Ethical and Religious Directives for Catholic Health Care Services (USCCB, 2009) consist of sections devoted to
- "The Social Responsibility of Catholic Health Care Services,"
- "The Pastoral and Spiritual Responsibility of Catholic Health Care,"
- "The Professional-Patient Relationship,"
- "Issues in Care for the Beginning of Life,"
- "Issues in Care for the Seriously Ill and Dying," and
- "Forming New Partnerships with Health Care Organizations and Providers."
While divided into these six sections, the ERDs are not a pick and choose smorgasbord.
"The Social Responsibility of Catholic Health Care Services" says health care should be animated by a spirit of service, recognizing the sanctity of each human from the first moment of fertilization until natural death. Health care providers are called to see God in each patient - particularly the most vulnerable. When a loved one is seriously ill, doesn't everyone want their providers to have such a perspective?
"The Pastoral and Spiritual Responsibility of Catholic Health Care" may initially seem sectarian. Yet while reminding providers of Catholics' sacramental needs, it is absolutely attentive to the pastoral needs of ALL.
"The Professional-Patient Relationship" sets a gold standard for personal autonomy and respectful treatment. It honors each patient's sanctity of life - so much that providers must "not honor an advance directive that is contrary to Catholic teaching." The ERDs will not abide self-destructiveness.
"Issues in Care for the Beginning of Life" and "Issues in Care for the Seriously Ill and Dying" are consistent with the original wording of the Hippocratic Oath: "I will neither give a deadly drug to anybody who asked for it, nor will I make a suggestion to this effect. Similarly I will not give to a woman an abortive remedy." No, Hippocrates was not Catholic.
"Issues in Care for the Beginning of Life" reflects the Vatican's 2008 "Dignitas Personae," which maintains that each human has the right to originate in the loving embrace of a mom and dad, who are married. Yet no matter how each human came to be and no matter how small, each is owed absolute respect and protection.
Respect for how we originate and the sanctity of life constitutes Dignitas Personae's gauge for evaluating reproductive technologies. When employed by a married couple, Dignitas Personae says that assistance to AID the "marital act" toward procreation (e.g., "hormonal treatments for infertility, surgery for endometriosis, unblocking of fallopian tubes or their surgical repair") can be moral, while methods REPLACING the marital act (eg., cloning, egg donation, In Vitro Fertilization (IVF), sperm donation, surrogacy) are to be excluded.

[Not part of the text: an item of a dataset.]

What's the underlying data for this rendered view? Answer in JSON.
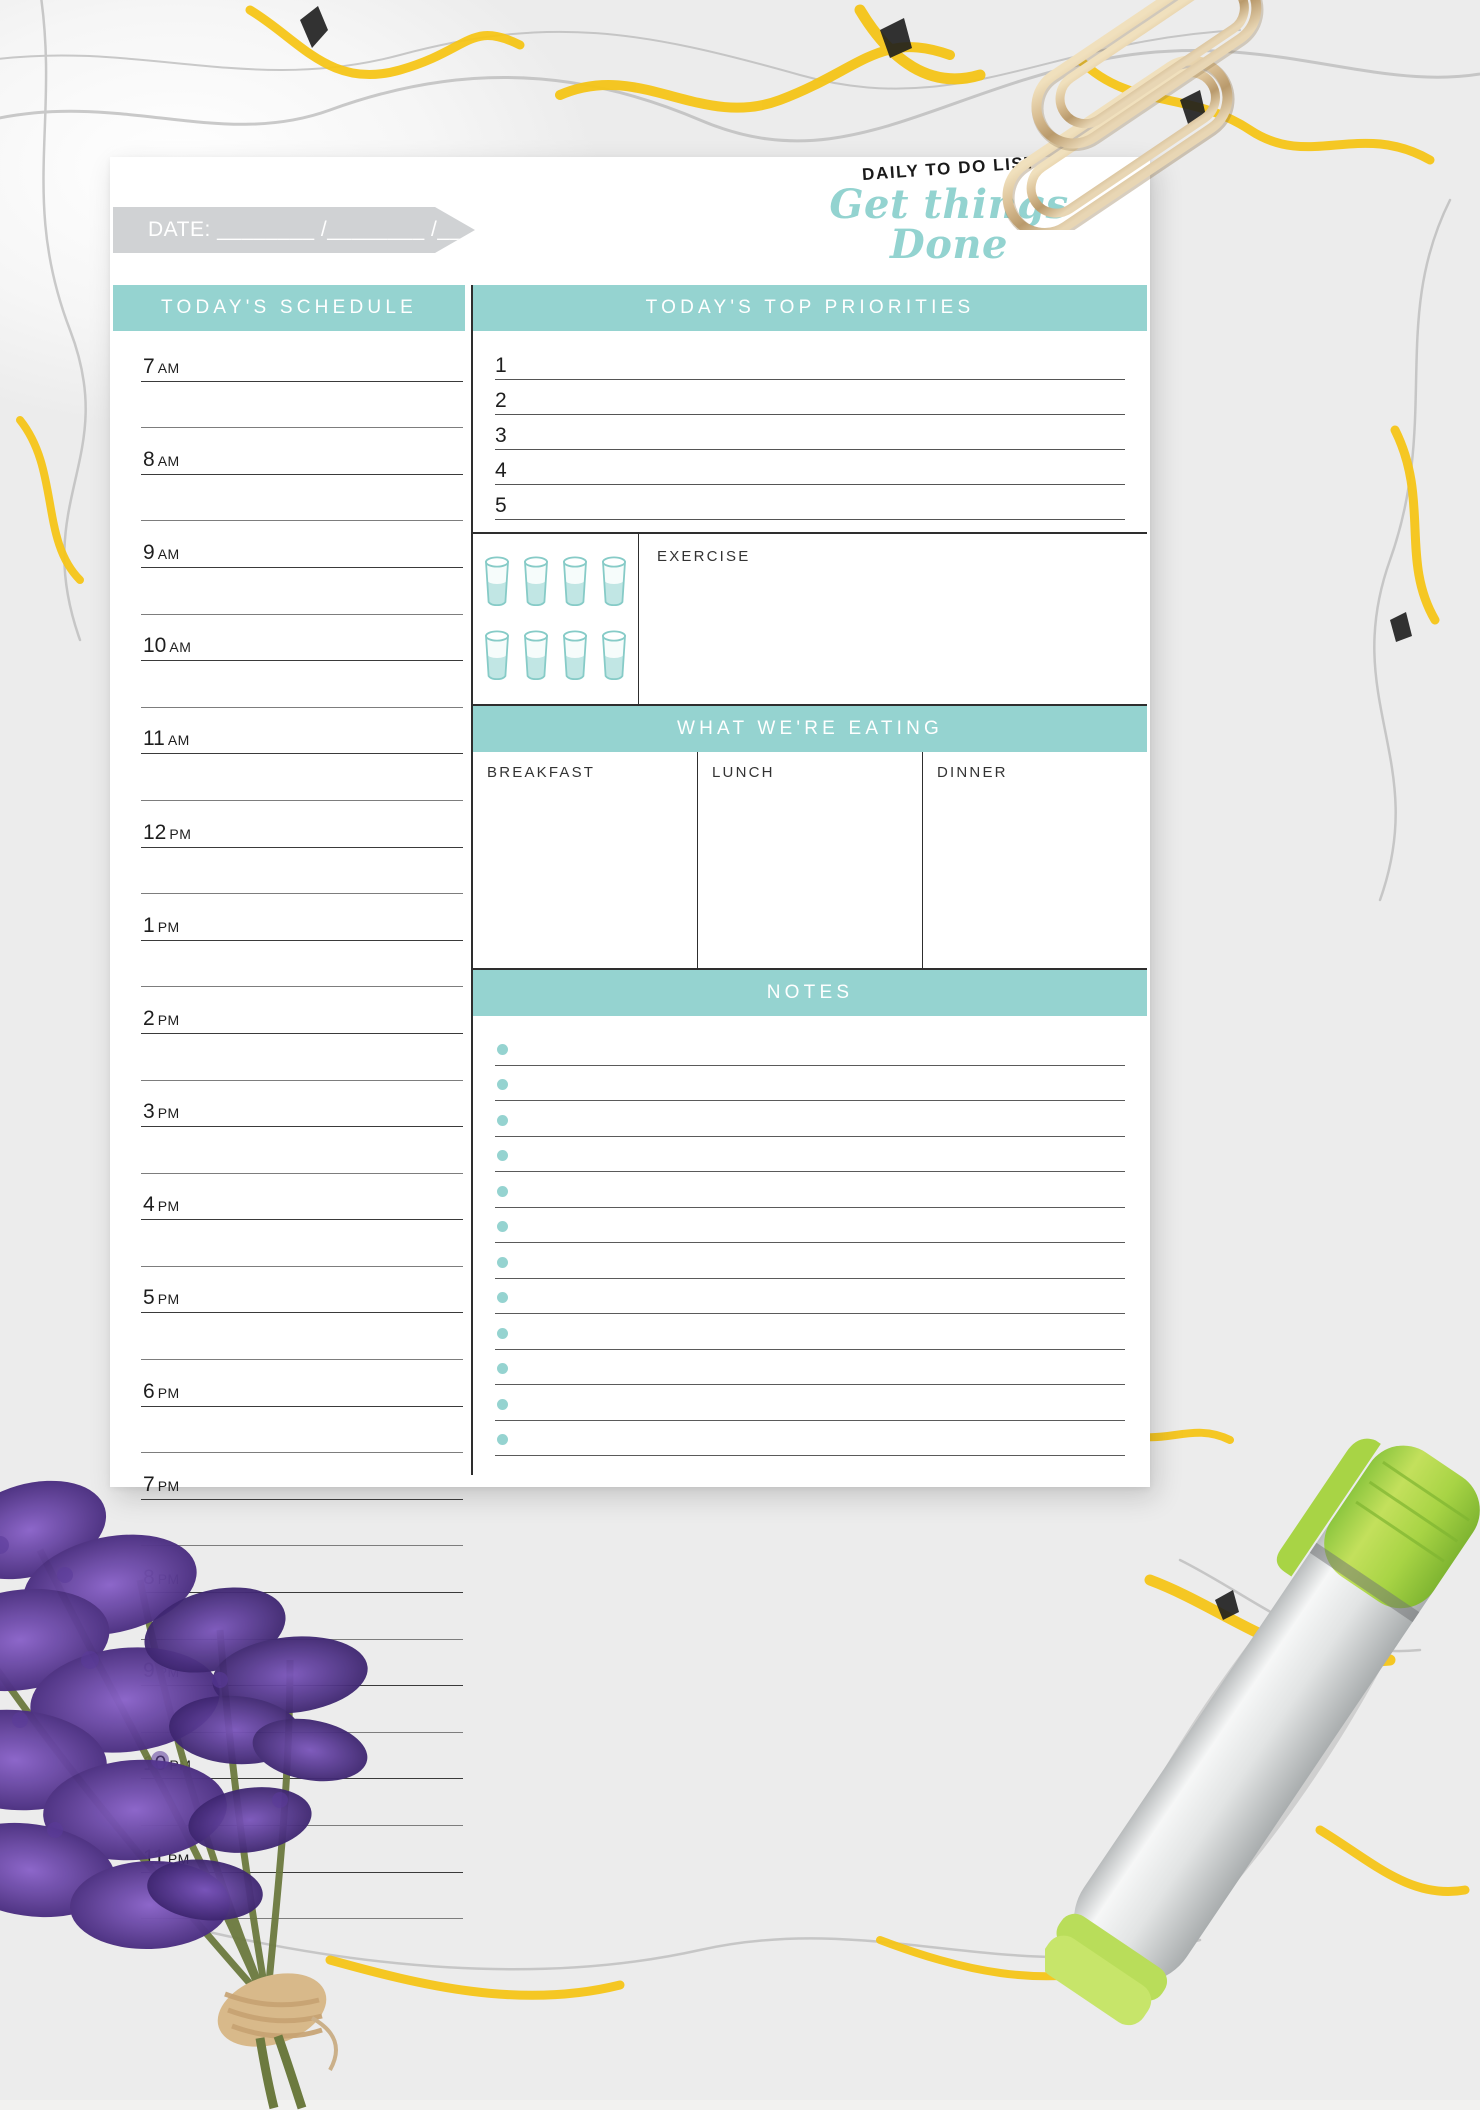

Fully compatible with the ERDs and Dignitas Personae, "NaPro Technology" is also far more successful in helping achieve pregnancy than IVF - and monumentally less expensive! From an OBGYN approach rejecting contraceptives, it incorporates fertility awareness (for achieving or postponing pregnancy) and other morally acceptable aid. It is a wholistic approach with phenomenal success in treating amenorrhea, chronic vaginal discharges, effects of stress, endometriosis, infertility (male and female), menstrual cramps, ovarian cysts, pelvic pain, PMS, polycystic ovarian disease, recurrent miscarriages, and unusual bleeding, as well as prevention of pre-term birth. Yet because it rejects contraceptives, you won't see praise from the pharmaceutical industry!

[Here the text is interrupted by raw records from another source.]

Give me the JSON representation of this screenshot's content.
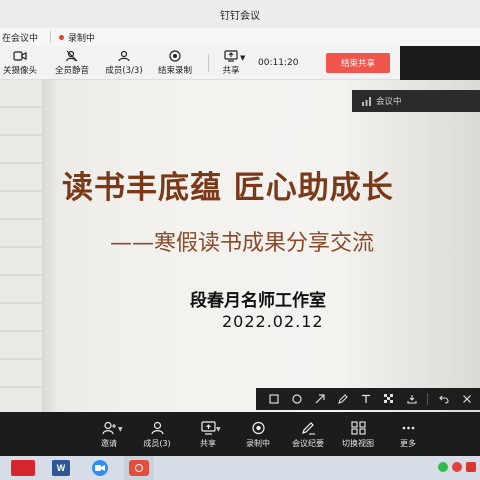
{
  "window": {
    "title": "钉钉会议"
  },
  "status": {
    "in_meeting": "在会议中",
    "recording": "录制中"
  },
  "top_toolbar": {
    "buttons": [
      "关摄像头",
      "全员静音",
      "成员(3/3)",
      "结束录制",
      "共享"
    ],
    "timer": "00:11:20",
    "end_share": "结束共享"
  },
  "slide": {
    "title": "读书丰底蕴  匠心助成长",
    "subtitle": "——寒假读书成果分享交流",
    "studio": "段春月名师工作室",
    "date": "2022.02.12"
  },
  "meeting_badge": {
    "label": "会议中"
  },
  "annotation_tools": [
    "square-icon",
    "circle-icon",
    "arrow-icon",
    "pen-icon",
    "text-icon",
    "mosaic-icon",
    "save-icon",
    "undo-icon",
    "close-icon"
  ],
  "bottom_toolbar": {
    "buttons": [
      "邀请",
      "成员(3)",
      "共享",
      "录制中",
      "会议纪要",
      "切换视图",
      "更多"
    ]
  },
  "taskbar": {
    "apps": [
      "app-red-icon",
      "word-icon",
      "video-call-icon",
      "camera-app-icon"
    ],
    "tray_icons": [
      "wechat-icon",
      "recording-icon",
      "app-tray-icon"
    ]
  },
  "colors": {
    "title_brown": "#7a3a1a",
    "end_share_red": "#f0564b",
    "recording_red": "#e43f3f",
    "dark_toolbar": "#1c1c1c"
  }
}
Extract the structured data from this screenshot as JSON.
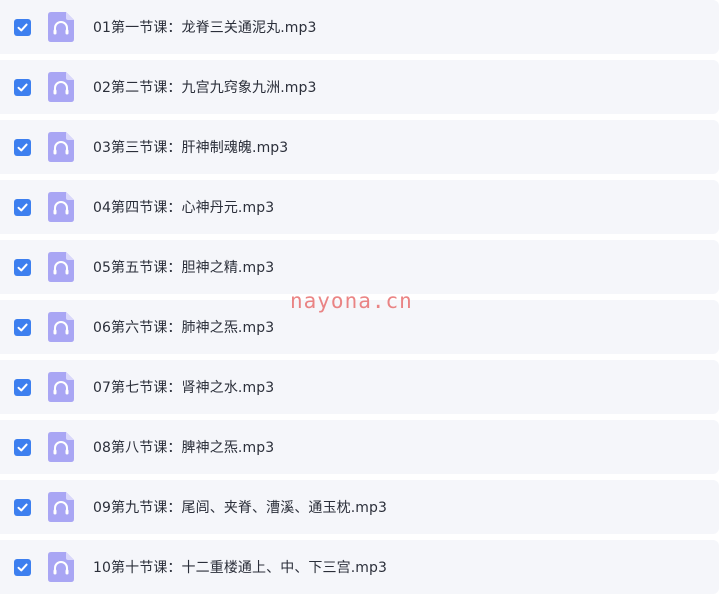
{
  "colors": {
    "checkbox": "#3d7fef",
    "file_icon": "#a9a6f4",
    "file_icon_fold": "#d9d7fb",
    "row_background": "#f5f6fa",
    "watermark": "#e87070"
  },
  "checkbox_icon": "checkmark-icon",
  "file_icon_name": "audio-file-headphones-icon",
  "files": [
    {
      "name": "01第一节课：龙脊三关通泥丸.mp3",
      "checked": true
    },
    {
      "name": "02第二节课：九宫九窍象九洲.mp3",
      "checked": true
    },
    {
      "name": "03第三节课：肝神制魂魄.mp3",
      "checked": true
    },
    {
      "name": "04第四节课：心神丹元.mp3",
      "checked": true
    },
    {
      "name": "05第五节课：胆神之精.mp3",
      "checked": true
    },
    {
      "name": "06第六节课：肺神之炁.mp3",
      "checked": true
    },
    {
      "name": "07第七节课：肾神之水.mp3",
      "checked": true
    },
    {
      "name": "08第八节课：脾神之炁.mp3",
      "checked": true
    },
    {
      "name": "09第九节课：尾闾、夹脊、漕溪、通玉枕.mp3",
      "checked": true
    },
    {
      "name": "10第十节课：十二重楼通上、中、下三宫.mp3",
      "checked": true
    }
  ],
  "watermark": "nayona.cn"
}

The HHS ignores evidence for NaPro Technology but seeks to - in effect - "bail out" the pharmaceutical industry by forcing employers to finance abortifacients/contraceptives, as well as sterilizations. Where is "Occupy Wall Street" on this clear favoritism for corporations over people?

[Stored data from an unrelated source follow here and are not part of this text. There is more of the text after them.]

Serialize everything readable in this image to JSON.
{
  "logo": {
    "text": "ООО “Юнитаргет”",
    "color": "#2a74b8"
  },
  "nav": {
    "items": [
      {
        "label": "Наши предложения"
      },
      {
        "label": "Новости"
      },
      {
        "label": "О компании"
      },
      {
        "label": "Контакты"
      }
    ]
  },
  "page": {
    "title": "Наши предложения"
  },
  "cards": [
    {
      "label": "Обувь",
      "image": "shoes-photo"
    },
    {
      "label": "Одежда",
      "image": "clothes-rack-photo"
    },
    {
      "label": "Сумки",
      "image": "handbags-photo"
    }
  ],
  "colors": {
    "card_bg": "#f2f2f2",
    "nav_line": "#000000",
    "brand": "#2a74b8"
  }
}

"Issues in Care for the Seriously Ill and Dying" mandates absolute respect for the sanctity of life till natural death.
"Forming New Partnerships with Health Care Organizations and Providers" recognizes current realities and calls for collaboration "in ways that do not compromise Catholic social and moral teaching."
The ERDs can be summarized as saying that a provider must treat each patient as that provider should treat God! The HHS mandates have nothing to do with good health care and everything to do with enriching those who benefit from abortifacients/contraceptives and sterilizations.